Hg 12 g per deciliter.
International Normalized Ratio (INR) 1.0.
Creatinine level :1.1 mg per deciliter.
Relevant catheterization findings
LM: Short atherosclerotic vessel that shows ostial long calcified lesion
LAD: Atherosclerotic vessel showing proximal to mid tight long tubular lesion, gives diseased large diagonal branch
LCX: Atherosclerotic vessel showing ostial total occlusion with faint ante & retro-grade flo
RCA: Atherosclerotic vessel with ostial chronic total occlusion with retrograde filling from left system
A radial approach using a left EBU 3.5,6f guiding catheter used to cannulate the right and left coronary artery.
Successful ante grade re-canalization of the RCA using the novel Stabbing wire technique. Successful PCI to RCA using 2 d drug-eluting stents with final excellent result.
Left EBU used to cannulate the LM then Pre-dilatation to LM, LAD lesions.
Followed by wiring the totally occluded LCX followed by predilatation to LCX lesion.

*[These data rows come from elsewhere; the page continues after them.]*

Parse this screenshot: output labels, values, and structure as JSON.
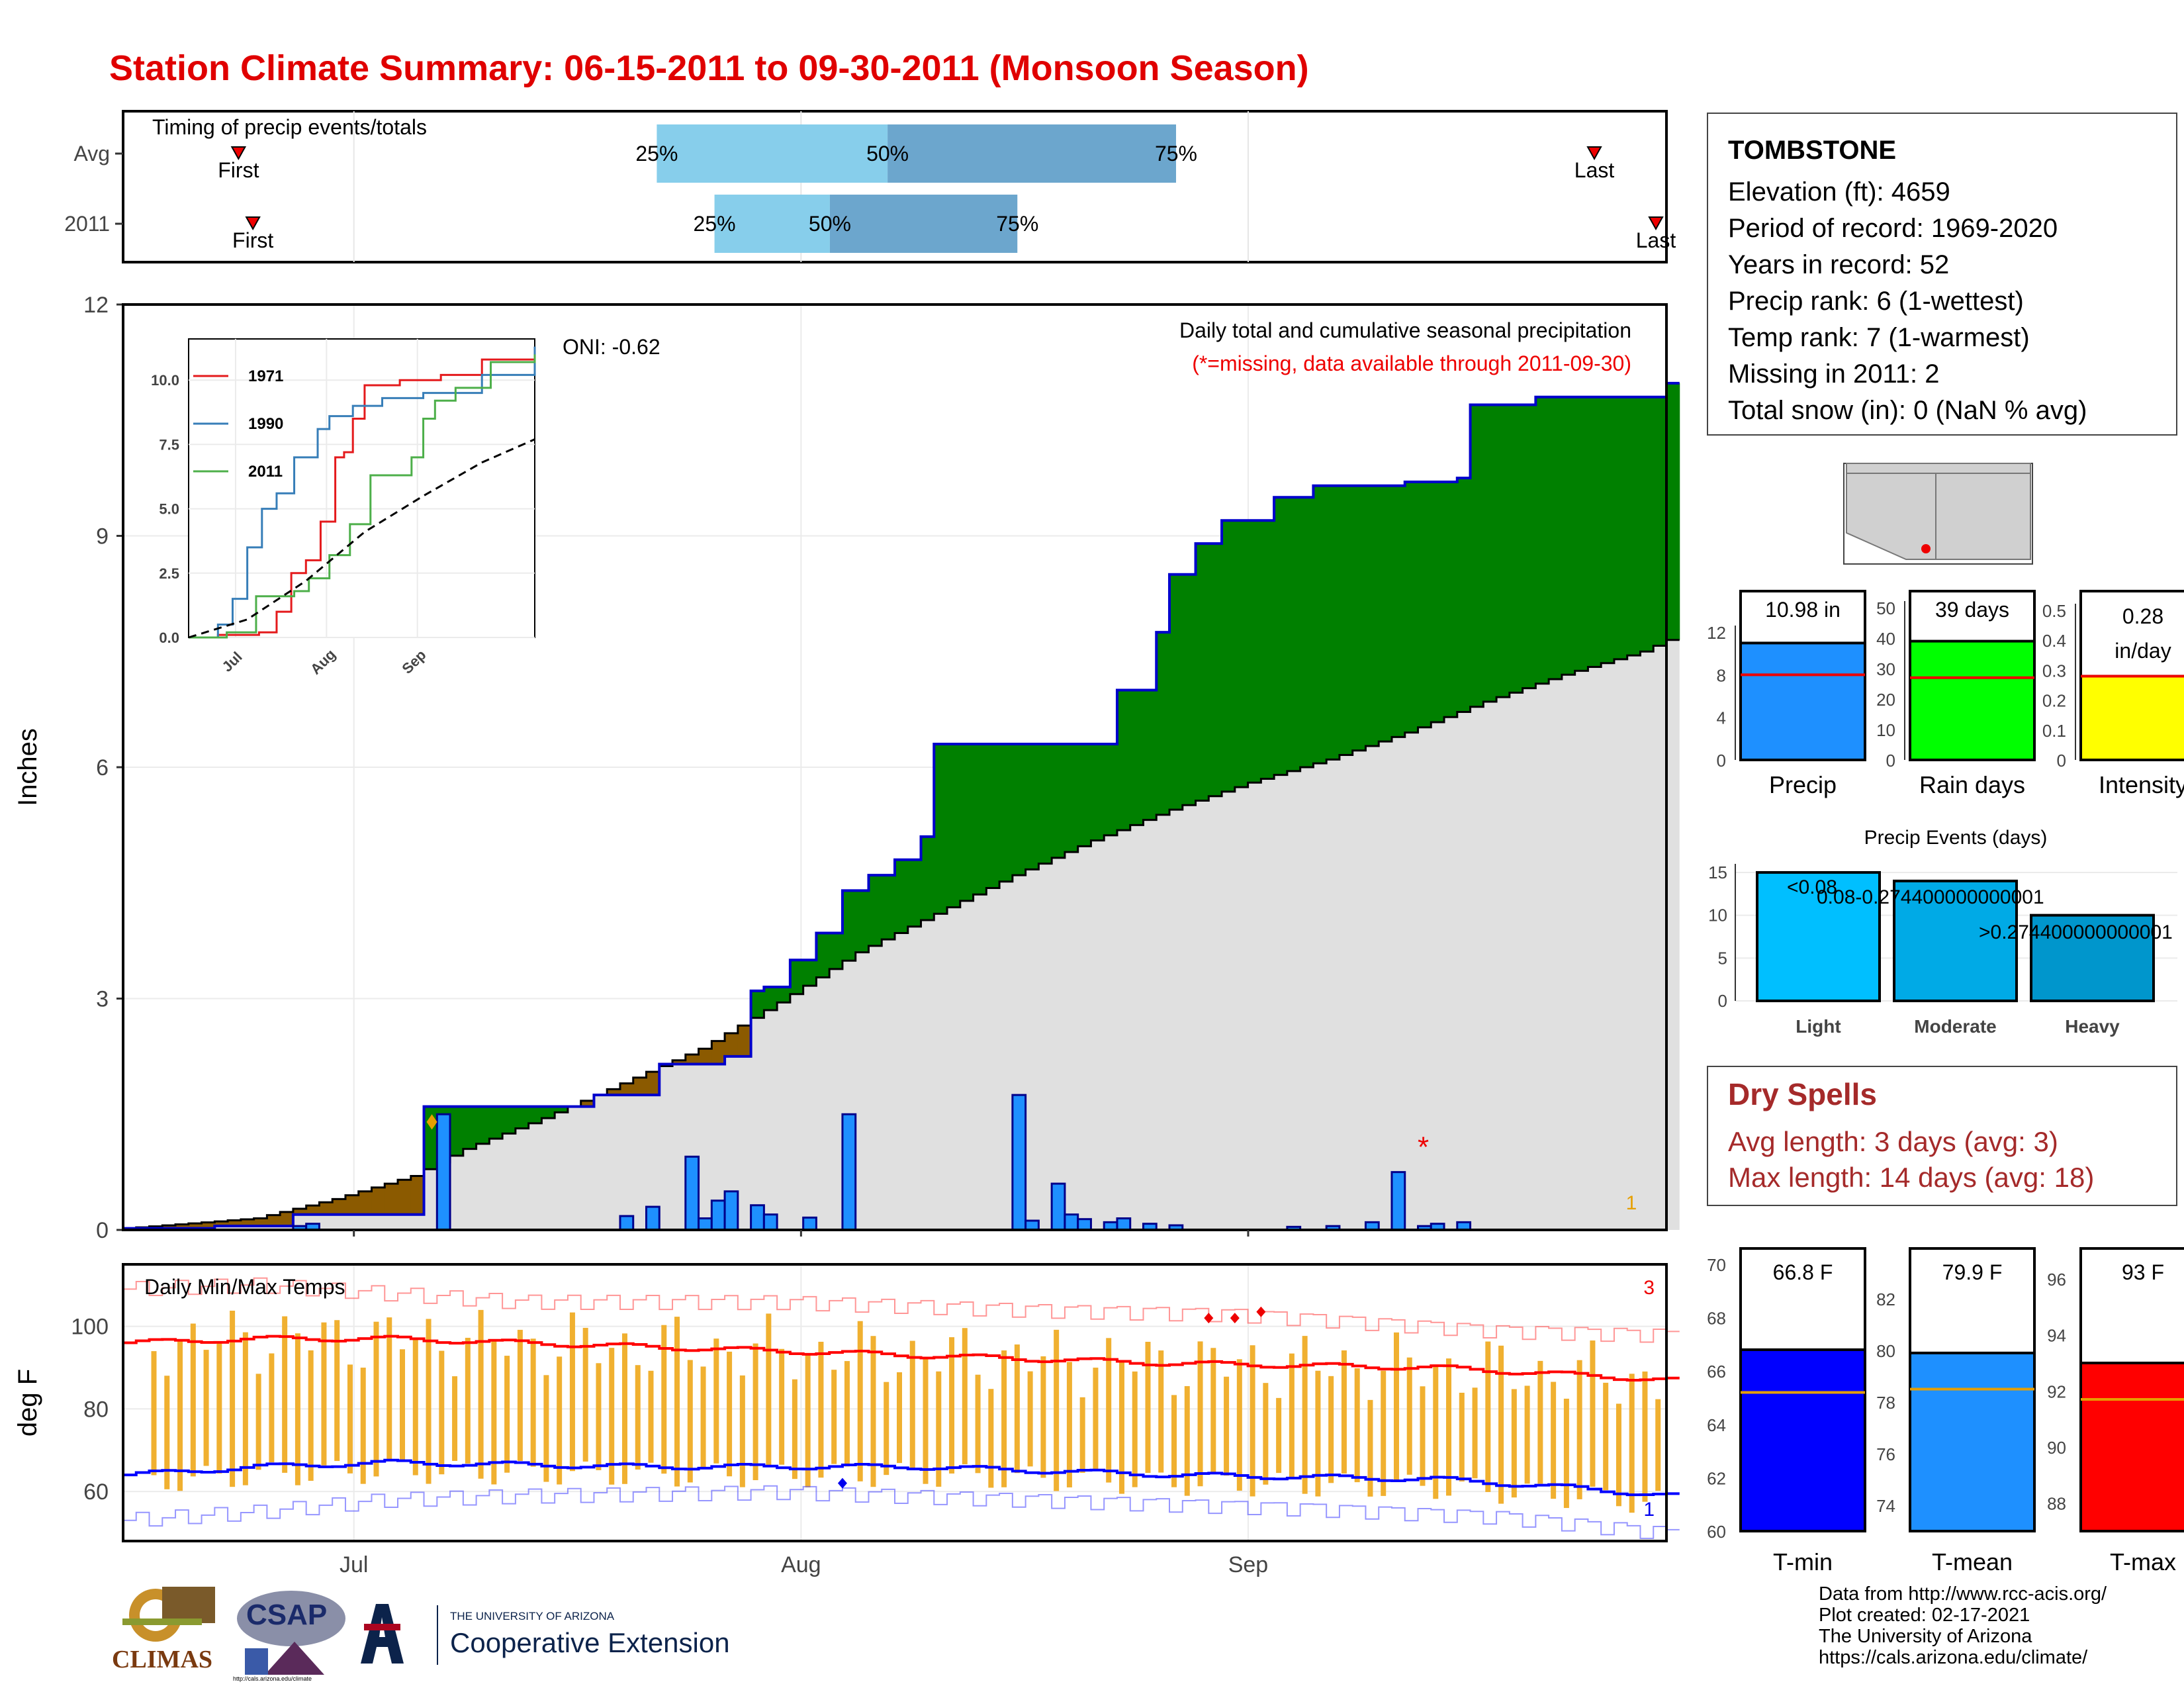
{
  "title": "Station Climate Summary: 06-15-2011 to 09-30-2011 (Monsoon Season)",
  "station": {
    "name": "TOMBSTONE",
    "lines": [
      "Elevation (ft): 4659",
      "Period of record: 1969-2020",
      "Years in record: 52",
      "Precip rank: 6 (1-wettest)",
      "Temp rank: 7 (1-warmest)",
      "Missing in 2011: 2",
      "Total snow (in): 0 (NaN % avg)"
    ]
  },
  "dry_spells": {
    "title": "Dry Spells",
    "avg": "Avg length: 3 days (avg: 3)",
    "max": "Max length: 14 days (avg: 18)"
  },
  "credits": [
    "Data from http://www.rcc-acis.org/",
    "Plot created: 02-17-2021",
    "The University of Arizona",
    "https://cals.arizona.edu/climate/"
  ],
  "logos": {
    "climas": "CLIMAS",
    "csap": "CSAP",
    "csap_url": "http://cals.arizona.edu/climate",
    "ua_line1": "THE UNIVERSITY OF ARIZONA",
    "ua_line2": "Cooperative Extension"
  },
  "colors": {
    "title": "#e00000",
    "precip_bar": "#1e90ff",
    "above_normal": "#008000",
    "below_normal": "#8b5a00",
    "normal_fill": "#e0e0e0",
    "tmax": "#ff0000",
    "tmin": "#0000ff",
    "temp_range": "#f0b030",
    "dry_spell_text": "#a52a2a"
  },
  "chart_data": [
    {
      "id": "timing",
      "type": "bar",
      "title": "Timing of precip events/totals",
      "rows": [
        {
          "label": "Avg",
          "first": "06-23",
          "p25": "07-22",
          "p50": "08-07",
          "p75": "08-27",
          "last": "09-25"
        },
        {
          "label": "2011",
          "first": "06-24",
          "p25": "07-26",
          "p50": "08-03",
          "p75": "08-16",
          "last": "09-30"
        }
      ],
      "marker_first": "First",
      "marker_last": "Last",
      "pct_labels": [
        "25%",
        "50%",
        "75%"
      ]
    },
    {
      "id": "precip",
      "type": "area",
      "title": "Daily total and cumulative seasonal precipitation",
      "subtitle": "(*=missing, data available through 2011-09-30)",
      "oni": "ONI: -0.62",
      "ylabel": "Inches",
      "ylim": [
        0,
        12
      ],
      "yticks": [
        0,
        3,
        6,
        9,
        12
      ],
      "xticks": [
        "Jul",
        "Aug",
        "Sep"
      ],
      "xstart": "06-15",
      "xend": "09-30",
      "missing_count": "1",
      "cumulative_2011": [
        [
          0,
          0.02
        ],
        [
          7,
          0.05
        ],
        [
          13,
          0.2
        ],
        [
          23,
          1.6
        ],
        [
          36,
          1.75
        ],
        [
          41,
          2.15
        ],
        [
          46,
          2.25
        ],
        [
          48,
          3.1
        ],
        [
          49,
          3.15
        ],
        [
          51,
          3.5
        ],
        [
          53,
          3.85
        ],
        [
          55,
          4.4
        ],
        [
          57,
          4.6
        ],
        [
          59,
          4.8
        ],
        [
          61,
          5.1
        ],
        [
          62,
          6.3
        ],
        [
          76,
          7.0
        ],
        [
          79,
          7.75
        ],
        [
          80,
          8.5
        ],
        [
          82,
          8.9
        ],
        [
          84,
          9.2
        ],
        [
          88,
          9.5
        ],
        [
          91,
          9.65
        ],
        [
          98,
          9.7
        ],
        [
          102,
          9.75
        ],
        [
          103,
          10.7
        ],
        [
          108,
          10.8
        ],
        [
          118,
          10.98
        ]
      ],
      "normal": [
        [
          0,
          0.02
        ],
        [
          10,
          0.15
        ],
        [
          16,
          0.4
        ],
        [
          22,
          0.7
        ],
        [
          26,
          1.05
        ],
        [
          32,
          1.45
        ],
        [
          38,
          1.9
        ],
        [
          44,
          2.35
        ],
        [
          50,
          2.95
        ],
        [
          56,
          3.6
        ],
        [
          62,
          4.1
        ],
        [
          68,
          4.6
        ],
        [
          74,
          5.05
        ],
        [
          80,
          5.45
        ],
        [
          86,
          5.8
        ],
        [
          92,
          6.1
        ],
        [
          98,
          6.45
        ],
        [
          104,
          6.85
        ],
        [
          110,
          7.2
        ],
        [
          116,
          7.5
        ],
        [
          118,
          7.65
        ]
      ],
      "daily": [
        [
          13,
          0.05
        ],
        [
          14,
          0.08
        ],
        [
          24,
          1.5
        ],
        [
          38,
          0.18
        ],
        [
          40,
          0.3
        ],
        [
          43,
          0.95
        ],
        [
          44,
          0.15
        ],
        [
          45,
          0.38
        ],
        [
          46,
          0.5
        ],
        [
          48,
          0.32
        ],
        [
          49,
          0.2
        ],
        [
          52,
          0.16
        ],
        [
          55,
          1.5
        ],
        [
          68,
          1.75
        ],
        [
          69,
          0.12
        ],
        [
          71,
          0.6
        ],
        [
          72,
          0.2
        ],
        [
          73,
          0.14
        ],
        [
          75,
          0.1
        ],
        [
          76,
          0.15
        ],
        [
          78,
          0.08
        ],
        [
          80,
          0.06
        ],
        [
          89,
          0.04
        ],
        [
          92,
          0.05
        ],
        [
          95,
          0.1
        ],
        [
          97,
          0.75
        ],
        [
          99,
          0.05
        ],
        [
          100,
          0.08
        ],
        [
          102,
          0.1
        ]
      ],
      "missing_days": [
        99
      ],
      "inset": {
        "type": "line",
        "yticks": [
          0.0,
          2.5,
          5.0,
          7.5,
          10.0
        ],
        "xticks": [
          "Jul",
          "Aug",
          "Sep"
        ],
        "series": [
          {
            "name": "1971",
            "color": "#e41a1c",
            "points": [
              [
                0,
                0
              ],
              [
                10,
                0.1
              ],
              [
                24,
                0.2
              ],
              [
                30,
                1
              ],
              [
                35,
                2.5
              ],
              [
                40,
                3
              ],
              [
                45,
                4.5
              ],
              [
                50,
                7
              ],
              [
                53,
                7.2
              ],
              [
                56,
                8.5
              ],
              [
                60,
                9.8
              ],
              [
                72,
                10
              ],
              [
                86,
                10.2
              ],
              [
                100,
                10.8
              ],
              [
                118,
                11.2
              ]
            ]
          },
          {
            "name": "1990",
            "color": "#377eb8",
            "points": [
              [
                0,
                0
              ],
              [
                10,
                0.5
              ],
              [
                15,
                1.5
              ],
              [
                20,
                3.5
              ],
              [
                25,
                5
              ],
              [
                30,
                5.6
              ],
              [
                36,
                7
              ],
              [
                44,
                8.1
              ],
              [
                48,
                8.6
              ],
              [
                56,
                9
              ],
              [
                66,
                9.3
              ],
              [
                80,
                9.5
              ],
              [
                100,
                10.2
              ],
              [
                118,
                11.3
              ]
            ]
          },
          {
            "name": "2011",
            "color": "#4daf4a",
            "points": [
              [
                0,
                0
              ],
              [
                13,
                0.2
              ],
              [
                23,
                1.6
              ],
              [
                36,
                1.8
              ],
              [
                41,
                2.3
              ],
              [
                48,
                3.2
              ],
              [
                55,
                4.4
              ],
              [
                62,
                6.3
              ],
              [
                76,
                7
              ],
              [
                80,
                8.5
              ],
              [
                84,
                9.2
              ],
              [
                91,
                9.7
              ],
              [
                103,
                10.7
              ],
              [
                118,
                11
              ]
            ]
          },
          {
            "name": "",
            "color": "#000000",
            "dashed": true,
            "points": [
              [
                0,
                0
              ],
              [
                20,
                0.7
              ],
              [
                40,
                2.2
              ],
              [
                60,
                4.1
              ],
              [
                80,
                5.5
              ],
              [
                100,
                6.8
              ],
              [
                118,
                7.7
              ]
            ]
          }
        ]
      }
    },
    {
      "id": "temps",
      "type": "line",
      "title": "Daily Min/Max Temps",
      "ylabel": "deg F",
      "yticks": [
        60,
        80,
        100
      ],
      "ylim": [
        48,
        115
      ],
      "xticks": [
        "Jul",
        "Aug",
        "Sep"
      ],
      "missing_count_max": "3",
      "missing_count_min": "1",
      "normal_max": [
        [
          0,
          96
        ],
        [
          10,
          97
        ],
        [
          20,
          97
        ],
        [
          30,
          96
        ],
        [
          40,
          95
        ],
        [
          60,
          93
        ],
        [
          80,
          91
        ],
        [
          100,
          90
        ],
        [
          118,
          87
        ]
      ],
      "normal_min": [
        [
          0,
          64
        ],
        [
          10,
          66
        ],
        [
          20,
          67
        ],
        [
          40,
          66
        ],
        [
          60,
          66
        ],
        [
          80,
          64
        ],
        [
          100,
          63
        ],
        [
          110,
          61
        ],
        [
          118,
          59
        ]
      ],
      "record_max": [
        [
          0,
          109
        ],
        [
          10,
          110
        ],
        [
          20,
          108
        ],
        [
          30,
          106
        ],
        [
          50,
          106
        ],
        [
          70,
          104
        ],
        [
          85,
          103
        ],
        [
          95,
          101
        ],
        [
          105,
          99
        ],
        [
          118,
          98
        ]
      ],
      "record_min": [
        [
          0,
          53
        ],
        [
          10,
          55
        ],
        [
          20,
          58
        ],
        [
          30,
          59
        ],
        [
          50,
          60
        ],
        [
          70,
          58
        ],
        [
          90,
          56
        ],
        [
          105,
          54
        ],
        [
          118,
          50
        ]
      ]
    },
    {
      "id": "totals",
      "type": "bar",
      "categories": [
        "Precip",
        "Rain days",
        "Intensity"
      ],
      "values": [
        10.98,
        39,
        0.28
      ],
      "labels": [
        "10.98 in",
        "39 days",
        "0.28 in/day"
      ],
      "averages": [
        8,
        27,
        0.28
      ],
      "yticks": [
        [
          0,
          4,
          8,
          12
        ],
        [
          0,
          10,
          20,
          30,
          40,
          50
        ],
        [
          0.0,
          0.1,
          0.2,
          0.3,
          0.4,
          0.5
        ]
      ],
      "colors": [
        "#1e90ff",
        "#00ff00",
        "#ffff00"
      ]
    },
    {
      "id": "events",
      "type": "bar",
      "title": "Precip Events (days)",
      "categories": [
        "Light",
        "Moderate",
        "Heavy"
      ],
      "values": [
        15,
        14,
        10
      ],
      "bar_labels": [
        "<0.08",
        "0.08-0.274400000000001",
        ">0.274400000000001"
      ],
      "yticks": [
        0,
        5,
        10,
        15
      ],
      "colors": [
        "#00bfff",
        "#00aae6",
        "#0096cc"
      ]
    },
    {
      "id": "temp_means",
      "type": "bar",
      "categories": [
        "T-min",
        "T-mean",
        "T-max"
      ],
      "values": [
        66.8,
        79.9,
        93
      ],
      "labels": [
        "66.8 F",
        "79.9 F",
        "93 F"
      ],
      "averages": [
        65.2,
        78.5,
        91.7
      ],
      "yticks": [
        [
          60,
          62,
          64,
          66,
          68,
          70
        ],
        [
          74,
          76,
          78,
          80,
          82
        ],
        [
          88,
          90,
          92,
          94,
          96
        ]
      ],
      "colors": [
        "#0000ff",
        "#1e90ff",
        "#ff0000"
      ]
    }
  ]
}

Then Mini Crush technique to LM-LAD and LCX, followed by final simultaneous kissing balloon with excellent results.
PCI to LM disease in the setting of CTO RCA is feasible and should be consider given its low invasiveness in patients at high surgical risk or multiple co-morbidities, but only after RCA re-canalization. In the setting of MVDs, total revascularization should be achieve, in a staged fashion if necessary. Before total revascularization, time, contrast load, radiation dose needed and co-morbidities should be considered. No 2 bifurcations are identical, and no single strategy exists that can be applied to every bifurcation. The more important issue in bifurcation PCI is selecting the appropriate strategy for an individual bifurcation and optimizing the performance of this tech.